Since 2011, he has been with the Postgraduate and Research Section at Unidad Profesional Interdisciplinaria en Ingeniería y Tecnologías Avanzadas, IPN. His research interests include robust estimation and control in mechatronic systems, robotics, and algebraic methods in the estimation and control of mechatronic systems. Dr. Alberto Luviano Juárez is the Coordinator of Master's Program in Advanced Technology, since april 2014.

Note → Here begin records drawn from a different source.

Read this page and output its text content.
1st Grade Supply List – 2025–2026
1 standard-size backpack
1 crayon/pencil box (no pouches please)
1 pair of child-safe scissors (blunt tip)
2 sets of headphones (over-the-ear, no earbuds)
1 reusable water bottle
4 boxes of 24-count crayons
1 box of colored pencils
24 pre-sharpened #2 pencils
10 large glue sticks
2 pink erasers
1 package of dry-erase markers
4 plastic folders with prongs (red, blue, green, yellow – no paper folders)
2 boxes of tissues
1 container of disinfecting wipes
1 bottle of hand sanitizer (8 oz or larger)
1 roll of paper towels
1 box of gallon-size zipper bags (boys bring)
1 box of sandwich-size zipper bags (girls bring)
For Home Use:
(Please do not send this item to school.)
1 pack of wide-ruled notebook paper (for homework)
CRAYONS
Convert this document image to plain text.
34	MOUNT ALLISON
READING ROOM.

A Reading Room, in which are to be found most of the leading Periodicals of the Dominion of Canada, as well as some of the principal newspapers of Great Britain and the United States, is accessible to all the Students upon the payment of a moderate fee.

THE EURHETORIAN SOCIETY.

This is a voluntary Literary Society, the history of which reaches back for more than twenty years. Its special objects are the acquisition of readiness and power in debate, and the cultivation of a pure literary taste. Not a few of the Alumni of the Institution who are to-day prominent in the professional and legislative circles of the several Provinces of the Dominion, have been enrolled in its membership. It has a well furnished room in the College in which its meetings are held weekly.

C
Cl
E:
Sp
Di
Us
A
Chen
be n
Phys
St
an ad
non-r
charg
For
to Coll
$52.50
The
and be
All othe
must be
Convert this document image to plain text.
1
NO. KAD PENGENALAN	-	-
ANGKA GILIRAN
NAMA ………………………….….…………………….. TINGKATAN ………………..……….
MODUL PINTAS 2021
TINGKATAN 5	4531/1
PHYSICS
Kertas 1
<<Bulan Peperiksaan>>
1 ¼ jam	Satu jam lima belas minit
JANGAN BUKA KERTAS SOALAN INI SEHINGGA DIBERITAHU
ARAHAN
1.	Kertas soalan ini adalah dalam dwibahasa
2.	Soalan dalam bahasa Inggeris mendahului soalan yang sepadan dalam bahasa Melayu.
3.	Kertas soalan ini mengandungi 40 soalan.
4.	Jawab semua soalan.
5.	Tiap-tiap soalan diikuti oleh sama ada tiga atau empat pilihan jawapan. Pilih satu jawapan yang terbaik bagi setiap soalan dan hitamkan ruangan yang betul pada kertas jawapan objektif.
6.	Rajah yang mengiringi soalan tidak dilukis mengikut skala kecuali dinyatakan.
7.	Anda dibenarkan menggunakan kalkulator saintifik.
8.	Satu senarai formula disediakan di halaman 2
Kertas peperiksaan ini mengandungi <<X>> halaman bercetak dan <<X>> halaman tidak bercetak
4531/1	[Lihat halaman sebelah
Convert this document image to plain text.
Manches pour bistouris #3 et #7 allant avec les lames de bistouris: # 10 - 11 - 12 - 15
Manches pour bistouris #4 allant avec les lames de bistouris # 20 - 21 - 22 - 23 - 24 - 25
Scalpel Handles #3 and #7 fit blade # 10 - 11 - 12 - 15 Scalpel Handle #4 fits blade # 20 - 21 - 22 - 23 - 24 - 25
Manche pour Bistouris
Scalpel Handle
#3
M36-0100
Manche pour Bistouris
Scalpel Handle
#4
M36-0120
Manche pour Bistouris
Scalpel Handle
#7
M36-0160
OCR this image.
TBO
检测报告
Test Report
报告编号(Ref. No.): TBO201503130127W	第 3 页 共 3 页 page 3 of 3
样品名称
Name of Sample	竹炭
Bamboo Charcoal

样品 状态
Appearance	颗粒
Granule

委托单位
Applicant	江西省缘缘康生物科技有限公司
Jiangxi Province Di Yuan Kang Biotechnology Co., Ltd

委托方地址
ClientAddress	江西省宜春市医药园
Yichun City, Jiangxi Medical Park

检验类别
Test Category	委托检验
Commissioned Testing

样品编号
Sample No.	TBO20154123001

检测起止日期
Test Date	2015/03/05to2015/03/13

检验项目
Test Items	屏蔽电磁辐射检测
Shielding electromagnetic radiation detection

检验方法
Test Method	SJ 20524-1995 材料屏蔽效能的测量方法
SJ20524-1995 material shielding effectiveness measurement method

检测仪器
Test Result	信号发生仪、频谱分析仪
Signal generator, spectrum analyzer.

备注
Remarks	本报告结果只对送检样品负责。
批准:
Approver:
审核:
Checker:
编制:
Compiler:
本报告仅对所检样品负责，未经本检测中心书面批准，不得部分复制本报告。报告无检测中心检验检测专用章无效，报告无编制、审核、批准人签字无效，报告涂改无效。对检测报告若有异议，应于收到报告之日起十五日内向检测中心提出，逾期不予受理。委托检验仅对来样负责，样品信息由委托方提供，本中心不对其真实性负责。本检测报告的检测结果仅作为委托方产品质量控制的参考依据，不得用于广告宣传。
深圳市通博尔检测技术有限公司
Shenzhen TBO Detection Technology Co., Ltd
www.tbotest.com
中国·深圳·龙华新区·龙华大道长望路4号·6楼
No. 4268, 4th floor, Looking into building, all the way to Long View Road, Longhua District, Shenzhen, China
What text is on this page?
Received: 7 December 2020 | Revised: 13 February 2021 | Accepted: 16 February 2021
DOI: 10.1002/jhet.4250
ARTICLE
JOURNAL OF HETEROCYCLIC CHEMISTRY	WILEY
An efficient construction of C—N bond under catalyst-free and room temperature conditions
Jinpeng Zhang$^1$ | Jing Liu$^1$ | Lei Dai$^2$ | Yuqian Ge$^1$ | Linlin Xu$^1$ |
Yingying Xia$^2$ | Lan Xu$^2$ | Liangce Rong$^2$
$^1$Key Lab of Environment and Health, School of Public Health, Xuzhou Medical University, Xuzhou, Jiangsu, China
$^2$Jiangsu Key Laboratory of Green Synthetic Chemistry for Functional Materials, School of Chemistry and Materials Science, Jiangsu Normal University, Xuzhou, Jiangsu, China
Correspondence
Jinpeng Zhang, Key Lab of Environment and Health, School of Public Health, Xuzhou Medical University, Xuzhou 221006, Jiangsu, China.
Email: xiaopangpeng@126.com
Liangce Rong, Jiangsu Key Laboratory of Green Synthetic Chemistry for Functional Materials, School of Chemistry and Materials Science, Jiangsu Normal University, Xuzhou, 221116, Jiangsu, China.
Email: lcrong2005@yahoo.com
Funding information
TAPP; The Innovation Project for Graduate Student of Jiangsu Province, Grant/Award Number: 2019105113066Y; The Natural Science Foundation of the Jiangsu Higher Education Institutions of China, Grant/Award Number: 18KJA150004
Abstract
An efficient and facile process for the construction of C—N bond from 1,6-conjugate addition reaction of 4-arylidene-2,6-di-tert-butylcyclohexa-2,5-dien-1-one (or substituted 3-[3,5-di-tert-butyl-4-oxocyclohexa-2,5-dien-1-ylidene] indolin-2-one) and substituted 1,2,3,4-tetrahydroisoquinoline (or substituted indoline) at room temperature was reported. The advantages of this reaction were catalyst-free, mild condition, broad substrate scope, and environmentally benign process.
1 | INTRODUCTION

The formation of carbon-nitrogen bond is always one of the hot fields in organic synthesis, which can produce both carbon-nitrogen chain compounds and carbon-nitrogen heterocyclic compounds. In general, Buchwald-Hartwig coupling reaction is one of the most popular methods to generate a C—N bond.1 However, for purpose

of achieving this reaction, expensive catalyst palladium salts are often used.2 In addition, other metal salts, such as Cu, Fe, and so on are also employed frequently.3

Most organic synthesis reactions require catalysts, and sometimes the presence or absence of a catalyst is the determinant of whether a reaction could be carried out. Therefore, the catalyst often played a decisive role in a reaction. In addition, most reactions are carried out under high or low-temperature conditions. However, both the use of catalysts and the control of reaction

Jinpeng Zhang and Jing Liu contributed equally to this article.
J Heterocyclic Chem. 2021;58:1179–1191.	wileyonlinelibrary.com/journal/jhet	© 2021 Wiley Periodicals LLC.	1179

M. Ramírez-Neria He received the B.S. degree in Mechatronics Engineering from UPIITA-IPN of the Instituto Politécnico Nacional , Mexico City, Mexico (2008), the M.S. degree in Electrical Engineering from the Mechatronics Section of the Electrical Engineering Department of CINVESTAV-IPN, Mexico City,Mexico (2011), Currently, he is a Ph.D. candidate at Automatic Control Departament of CINVESTAV-IPN. His current research interest are applications of control theory, active disturbance rejection control, mechanical underactuated systems, robotics and mechatronic systems.
Zurita-Bustamante, Eric William
E.W. Zurita-Bustamante received the B.S.degree in electronic engineering from the Universidad Tecnológica de la Mixteca, Huajuapan de León, Oaxaca, México, in 2007, the M.S degree in Electronic and Computer Science from the Universidad Tecnológica de la Mixteca, Huajuapan de León, Oaxaca, México, in 2010. Currently, he is a Ph.D. student at Electrical Departament of CINVESTAV-IPN. His research interests include development and implementation of hardware architectures on reconfigurable logic for power electronics, automatic control and mechatronic systems.